A stabilisation of weak global economic data suggests there has been a temporary slowdown in economic activity, rather than a lasting dip, manager of the Henderson Strategic Bond Fund has said.
John Pattullo, who manages the Strategic Bond Fund with Jenna Barnard at Henderson Global Investors, said he believed the market was broadly through this soft patch and was ‘fairly optimistic going forward’.
Pattullo attributed the weakness in global economic growth to a variety of factors, including weather, events in Japan and the sharp rise and subsequent fall that was seen in oil prices.
A move by the country members of the International Energy Agency to release oil reserves was seen as providing a boost to consumers in particular by helping to ease supply restrictions that had contributed to the spike in the price of oil.
Commenting on higher yielding bonds being issued, Patullo said the default environment for companies remained strong.
“We still like high yield [bonds], but selectively. We’ve only brought about 18 per cent of the issuance this year,” he said.
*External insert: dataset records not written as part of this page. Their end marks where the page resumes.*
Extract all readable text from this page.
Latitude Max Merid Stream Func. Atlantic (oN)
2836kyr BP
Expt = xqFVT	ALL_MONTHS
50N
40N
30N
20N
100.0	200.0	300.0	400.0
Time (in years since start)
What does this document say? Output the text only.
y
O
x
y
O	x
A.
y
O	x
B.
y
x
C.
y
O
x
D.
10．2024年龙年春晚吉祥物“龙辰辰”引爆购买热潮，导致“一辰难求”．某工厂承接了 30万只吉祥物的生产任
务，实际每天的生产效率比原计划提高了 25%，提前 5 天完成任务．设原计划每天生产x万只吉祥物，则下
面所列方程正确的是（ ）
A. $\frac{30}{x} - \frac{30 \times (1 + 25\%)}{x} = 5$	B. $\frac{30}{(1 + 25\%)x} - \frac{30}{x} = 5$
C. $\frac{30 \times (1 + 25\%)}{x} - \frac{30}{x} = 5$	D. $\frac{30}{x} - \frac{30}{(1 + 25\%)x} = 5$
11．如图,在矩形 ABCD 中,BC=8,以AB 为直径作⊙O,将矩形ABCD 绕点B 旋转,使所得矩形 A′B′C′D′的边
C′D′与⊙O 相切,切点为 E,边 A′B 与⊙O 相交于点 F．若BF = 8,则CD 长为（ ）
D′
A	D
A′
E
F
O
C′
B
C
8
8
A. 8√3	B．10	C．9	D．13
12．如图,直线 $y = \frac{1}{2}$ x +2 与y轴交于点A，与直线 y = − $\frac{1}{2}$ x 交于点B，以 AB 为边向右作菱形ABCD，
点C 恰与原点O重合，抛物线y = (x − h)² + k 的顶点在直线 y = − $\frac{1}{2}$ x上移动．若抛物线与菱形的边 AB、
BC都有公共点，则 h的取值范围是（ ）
He said the fixed income team were very mindful of interest rate risk and were wary of holding sovereign (government issued) bonds as these are sensitive to changes in interest rates.
The European Central Bank has already raised interest rates for the eurozone countries this year by 0.25 per cent, and some analysts are expecting a further small rise in rates soon.
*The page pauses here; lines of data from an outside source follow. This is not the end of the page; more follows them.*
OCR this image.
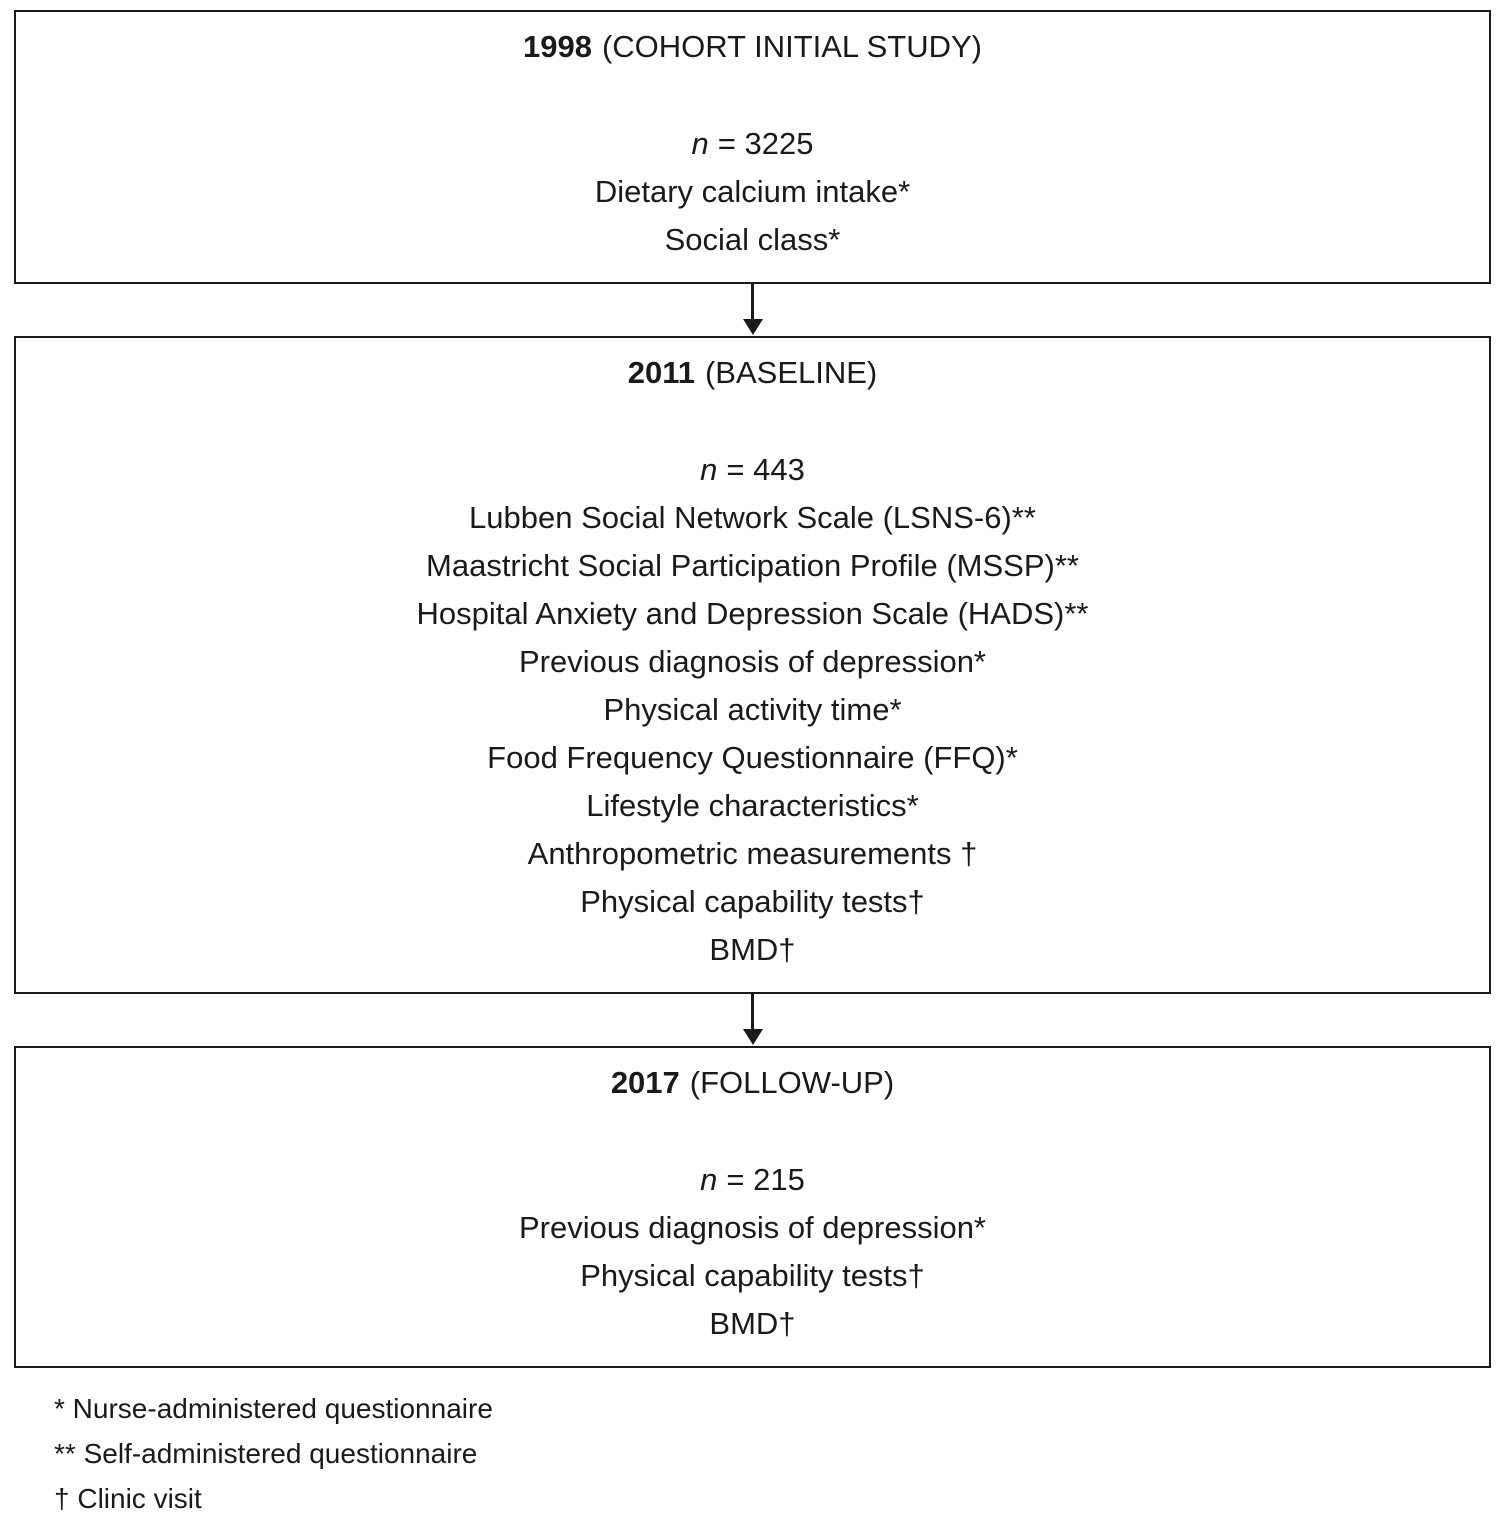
1998 (COHORT INITIAL STUDY)
n = 3225
Dietary calcium intake*
Social class*
2011 (BASELINE)
n = 443
Lubben Social Network Scale (LSNS-6)**
Maastricht Social Participation Profile (MSSP)**
Hospital Anxiety and Depression Scale (HADS)**
Previous diagnosis of depression*
Physical activity time*
Food Frequency Questionnaire (FFQ)*
Lifestyle characteristics*
Anthropometric measurements †
Physical capability tests†
BMD†
2017 (FOLLOW-UP)
n = 215
Previous diagnosis of depression*
Physical capability tests†
BMD†
* Nurse-administered questionnaire
** Self-administered questionnaire
† Clinic visit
In the UK, however, the market has pushed back its predictions for incremental increases in interest rates.
Writing on 22 June, Michael Riddell a fixed income fund manager at M&G Investments said: “The markets are now pricing in a first rate hike in the UK for August 2012, which is quite incredible if you consider that back in January...the markets were pricing in three 0.25 per cent rate hikes this year along.”
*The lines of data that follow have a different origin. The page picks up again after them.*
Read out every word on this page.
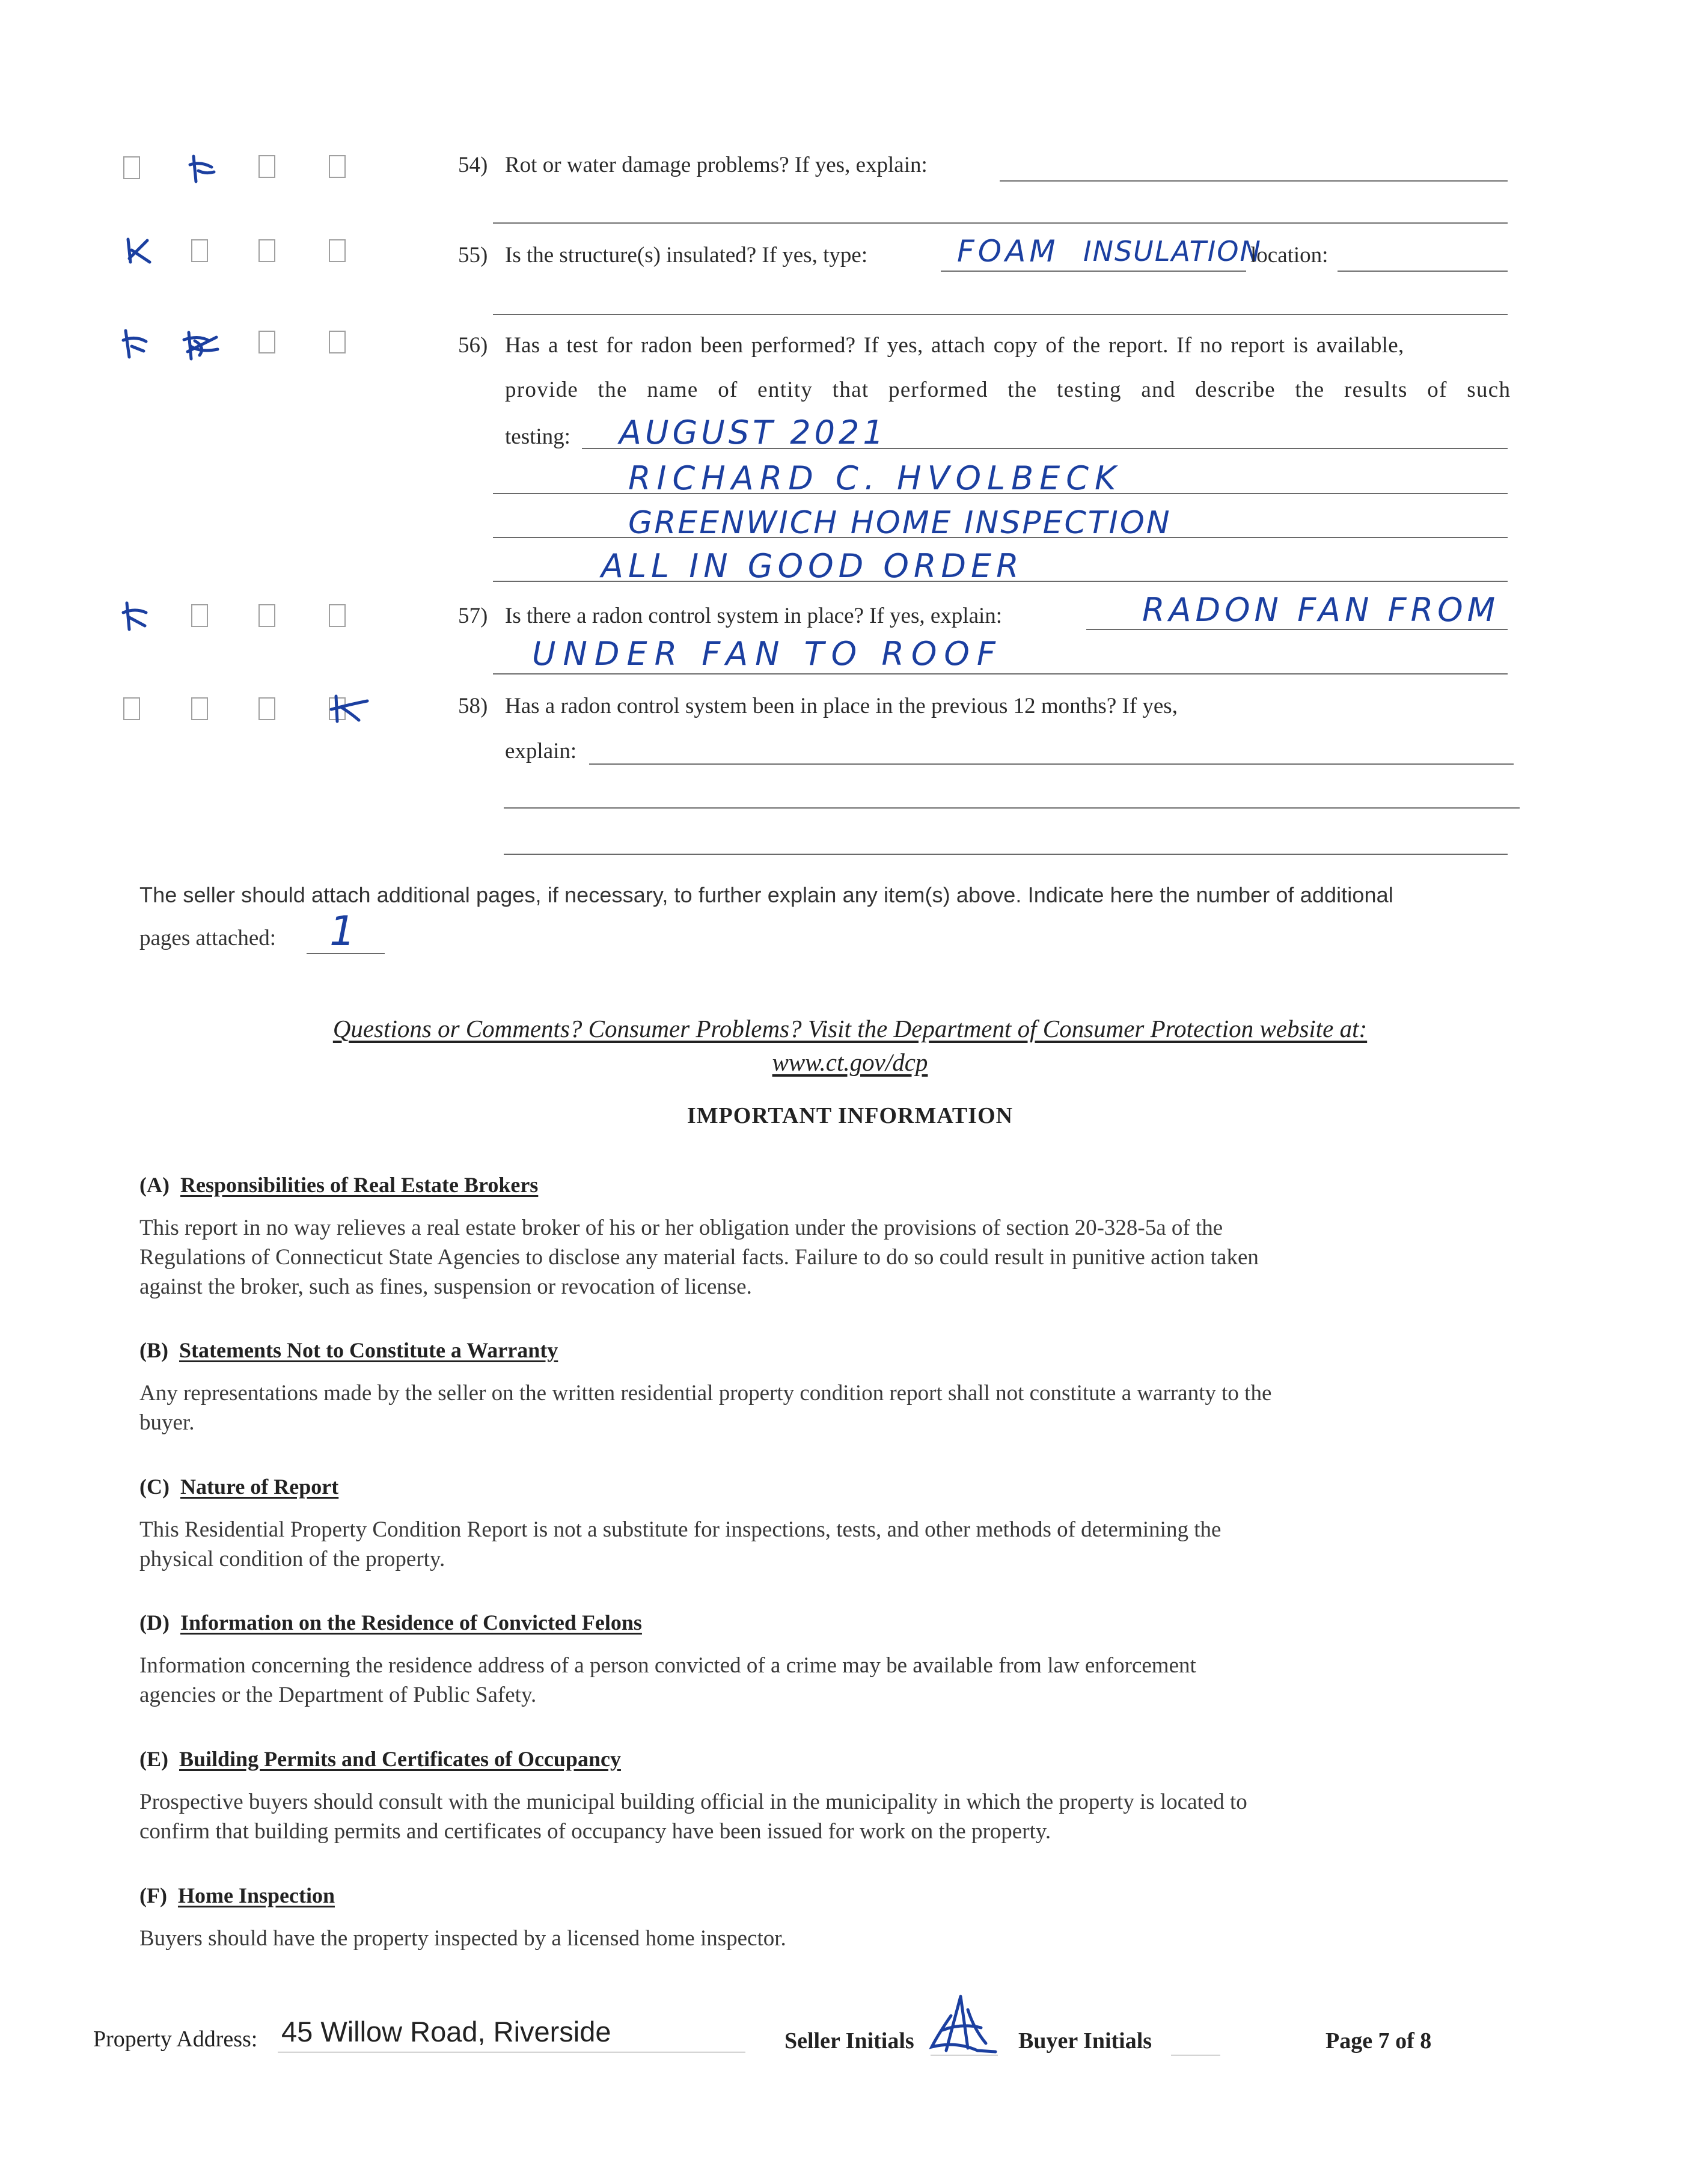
54) Rot or water damage problems? If yes, explain:
55) Is the structure(s) insulated? If yes, type:	FOAM INSULATION
location:
56) Has a test for radon been performed? If yes, attach copy of the report. If no report is available,
provide the name of entity that performed the testing and describe the results of such
testing: AUGUST 2021
RICHARD C. HVOLBECK
GREENWICH HOME INSPECTION
ALL IN GOOD ORDER
57) Is there a radon control system in place? If yes, explain:	RADON FAN FROM
UNDER FAN TO ROOF
58) Has a radon control system been in place in the previous 12 months? If yes,
explain:
The seller should attach additional pages, if necessary, to further explain any item(s) above. Indicate here the number of additional
pages attached: 1
Questions or Comments? Consumer Problems? Visit the Department of Consumer Protection website at:
www.ct.gov/dcp
IMPORTANT INFORMATION
(A) Responsibilities of Real Estate Brokers
This report in no way relieves a real estate broker of his or her obligation under the provisions of section 20-328-5a of the
Regulations of Connecticut State Agencies to disclose any material facts. Failure to do so could result in punitive action taken
against the broker, such as fines, suspension or revocation of license.
(B) Statements Not to Constitute a Warranty
Any representations made by the seller on the written residential property condition report shall not constitute a warranty to the
buyer.
(C) Nature of Report
This Residential Property Condition Report is not a substitute for inspections, tests, and other methods of determining the
physical condition of the property.
(D) Information on the Residence of Convicted Felons
Information concerning the residence address of a person convicted of a crime may be available from law enforcement
agencies or the Department of Public Safety.
(E) Building Permits and Certificates of Occupancy
Prospective buyers should consult with the municipal building official in the municipality in which the property is located to
confirm that building permits and certificates of occupancy have been issued for work on the property.
(F) Home Inspection
Buyers should have the property inspected by a licensed home inspector.
Property Address: 45 Willow Road, Riverside	Seller Initials	Buyer Initials	Page 7 of 8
While economists and analysts differ on when they believe interest rates will rise from the current 0.50 per cent level, the minutes from the Bank of England Monetary Policy Committee meeting suggested increased concern about sluggish economic growth.
The minutes, published on 22 June, said: “Most members judged that it was appropriate to maintain the current stance of monetary policy at this meeting. The current weakness of demand growth was likely to persist for longer than previously thought.”